Mittlerweile versucht der 45-Jährige noch mindestens einmal die Woche zu fahren, selbst wenn es nur für eine Stunde ist. „Durch meine Rückenprobleme geht’s eh nicht länger.“
„Generell suche ich keine Motive, sondern Vibes.“
Ralph macht einmal im Jahr eine Ausstellung im Steintor in der Friesenstraße 109. Meist im Frühling für einen Monat. Für die Jetzige Ausstellung hat er sich einen Freund mit ins Boot geholt: Kristian Kolsch.

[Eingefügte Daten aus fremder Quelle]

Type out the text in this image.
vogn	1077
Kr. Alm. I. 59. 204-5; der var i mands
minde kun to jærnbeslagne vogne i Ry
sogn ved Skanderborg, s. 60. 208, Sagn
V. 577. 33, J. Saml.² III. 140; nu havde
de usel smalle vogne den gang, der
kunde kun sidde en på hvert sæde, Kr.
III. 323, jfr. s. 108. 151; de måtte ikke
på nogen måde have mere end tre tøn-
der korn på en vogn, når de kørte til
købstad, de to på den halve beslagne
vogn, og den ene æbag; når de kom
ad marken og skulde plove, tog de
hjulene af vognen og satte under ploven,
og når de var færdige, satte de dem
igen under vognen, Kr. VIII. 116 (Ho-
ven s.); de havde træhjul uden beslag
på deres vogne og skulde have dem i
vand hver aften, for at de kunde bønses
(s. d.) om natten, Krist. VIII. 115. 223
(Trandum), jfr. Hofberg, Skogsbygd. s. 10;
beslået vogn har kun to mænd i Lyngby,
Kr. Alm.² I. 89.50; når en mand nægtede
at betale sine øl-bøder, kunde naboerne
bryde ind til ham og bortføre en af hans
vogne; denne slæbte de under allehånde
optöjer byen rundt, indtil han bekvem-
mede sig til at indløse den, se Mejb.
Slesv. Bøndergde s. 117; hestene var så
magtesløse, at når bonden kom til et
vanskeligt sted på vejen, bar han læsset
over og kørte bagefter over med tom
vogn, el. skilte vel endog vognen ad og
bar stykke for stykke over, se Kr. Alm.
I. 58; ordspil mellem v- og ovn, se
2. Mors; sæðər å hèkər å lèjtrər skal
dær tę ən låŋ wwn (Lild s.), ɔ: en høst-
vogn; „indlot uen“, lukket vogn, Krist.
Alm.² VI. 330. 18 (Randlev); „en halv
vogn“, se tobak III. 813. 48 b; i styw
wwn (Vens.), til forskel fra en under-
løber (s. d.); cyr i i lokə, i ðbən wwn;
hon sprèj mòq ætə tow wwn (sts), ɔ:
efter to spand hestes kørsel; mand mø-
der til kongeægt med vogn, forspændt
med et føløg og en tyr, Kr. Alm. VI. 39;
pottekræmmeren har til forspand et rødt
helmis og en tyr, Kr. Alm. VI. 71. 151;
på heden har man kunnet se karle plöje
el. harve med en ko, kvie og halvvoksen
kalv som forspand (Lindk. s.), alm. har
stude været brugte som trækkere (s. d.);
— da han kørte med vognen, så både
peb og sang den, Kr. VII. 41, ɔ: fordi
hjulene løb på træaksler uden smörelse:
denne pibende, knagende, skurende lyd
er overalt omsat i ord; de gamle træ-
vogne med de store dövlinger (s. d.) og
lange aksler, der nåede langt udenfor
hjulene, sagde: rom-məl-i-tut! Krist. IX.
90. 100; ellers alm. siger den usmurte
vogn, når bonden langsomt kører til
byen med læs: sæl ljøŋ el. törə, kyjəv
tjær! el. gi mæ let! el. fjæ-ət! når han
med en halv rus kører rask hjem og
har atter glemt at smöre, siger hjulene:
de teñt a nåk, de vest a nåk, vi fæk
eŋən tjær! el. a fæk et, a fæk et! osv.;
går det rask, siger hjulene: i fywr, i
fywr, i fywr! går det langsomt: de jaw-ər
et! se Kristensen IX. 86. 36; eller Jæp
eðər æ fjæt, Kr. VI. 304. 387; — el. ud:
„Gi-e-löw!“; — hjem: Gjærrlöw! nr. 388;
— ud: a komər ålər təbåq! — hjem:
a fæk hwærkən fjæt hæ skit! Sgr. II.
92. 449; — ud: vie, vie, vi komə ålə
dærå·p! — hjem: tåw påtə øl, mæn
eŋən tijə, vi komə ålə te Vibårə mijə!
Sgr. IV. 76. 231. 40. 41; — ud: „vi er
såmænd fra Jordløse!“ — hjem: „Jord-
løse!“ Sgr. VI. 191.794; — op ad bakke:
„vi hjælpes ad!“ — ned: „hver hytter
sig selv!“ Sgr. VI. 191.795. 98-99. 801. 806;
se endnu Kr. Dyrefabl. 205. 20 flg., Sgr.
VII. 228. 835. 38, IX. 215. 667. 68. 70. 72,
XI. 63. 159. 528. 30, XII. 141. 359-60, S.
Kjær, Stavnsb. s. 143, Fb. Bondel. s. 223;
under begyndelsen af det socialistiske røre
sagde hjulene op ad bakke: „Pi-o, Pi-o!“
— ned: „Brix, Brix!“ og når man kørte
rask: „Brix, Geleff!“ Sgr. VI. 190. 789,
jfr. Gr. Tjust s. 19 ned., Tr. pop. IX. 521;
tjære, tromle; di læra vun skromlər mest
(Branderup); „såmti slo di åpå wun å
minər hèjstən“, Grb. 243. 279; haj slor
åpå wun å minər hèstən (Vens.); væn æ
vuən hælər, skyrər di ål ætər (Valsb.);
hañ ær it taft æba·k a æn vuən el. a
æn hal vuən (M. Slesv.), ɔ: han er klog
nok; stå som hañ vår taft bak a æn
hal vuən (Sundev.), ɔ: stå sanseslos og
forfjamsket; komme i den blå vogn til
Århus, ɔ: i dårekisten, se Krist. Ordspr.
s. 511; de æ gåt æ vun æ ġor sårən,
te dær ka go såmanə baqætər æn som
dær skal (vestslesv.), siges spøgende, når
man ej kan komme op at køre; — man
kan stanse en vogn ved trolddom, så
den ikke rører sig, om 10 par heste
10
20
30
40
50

Kristian ist 35 Jahre alt und skatet schon seit über zehn Jahren. Daher kennen sich die Beiden auch. Ähnlich wie Ralph, brauchte er vor ein paar Jahren ein Geburtstagsgeschenk und fing an Boards, zu bemalen. Neben seinen bemalten Skateboards hängen im Atelier aber zudem auch Fotos. „Das fing an mit diesen Einwegkameras von Rossmann“, erzähltKristian und beginnt von seiner Reise zur Fotografie zu erzählen. Vor sechs bis sieben Jahren hat ein Freund ihm eine analoge Kamera geschenkt: „Ab da ging es richtig los.“
Heute fotografiert Kristian mit seiner Fujifilm xt20 vor allem die Bremer Architektur in schwarz-weiß. Bilder von besonderen Motiven oder Plätzen hängt er, oft in Nacht und Nebel Aktionen, auch gerne an entsprechende Wände, an den entsprechenden Orten auf. In der Neustadt hängt beispielsweise ein Bild am Leibnitz-Platz und ein anderes am Kiosk auf der Pappelstraße. „Generell suche ich keine Motive, sondern Vibes. Vibe beschreibt eher eine Momentaufnahme. Wenn ich ein Foto von einer Straßenlaterne mache und das hat einen guten Vibe, dann bin ich zufrieden.“
Die Ausstellung von Ralph und Kristian in der Friesenstraße geht noch bis Mitte Juni. Danach sind aber schon neue Möglichkeiten in Sicht, die Kunst der Beiden zu bestaunen. Ralphs nächste Ausstellung gibt es ab dem 10.06.2023 im Kunstverein in der Humboldtstraße 67. Und auch Kristian möchte als nächstes eine Fotoausstellung mit zwei Freunden machen, genaue Termine sind allerdings noch nicht bekannt.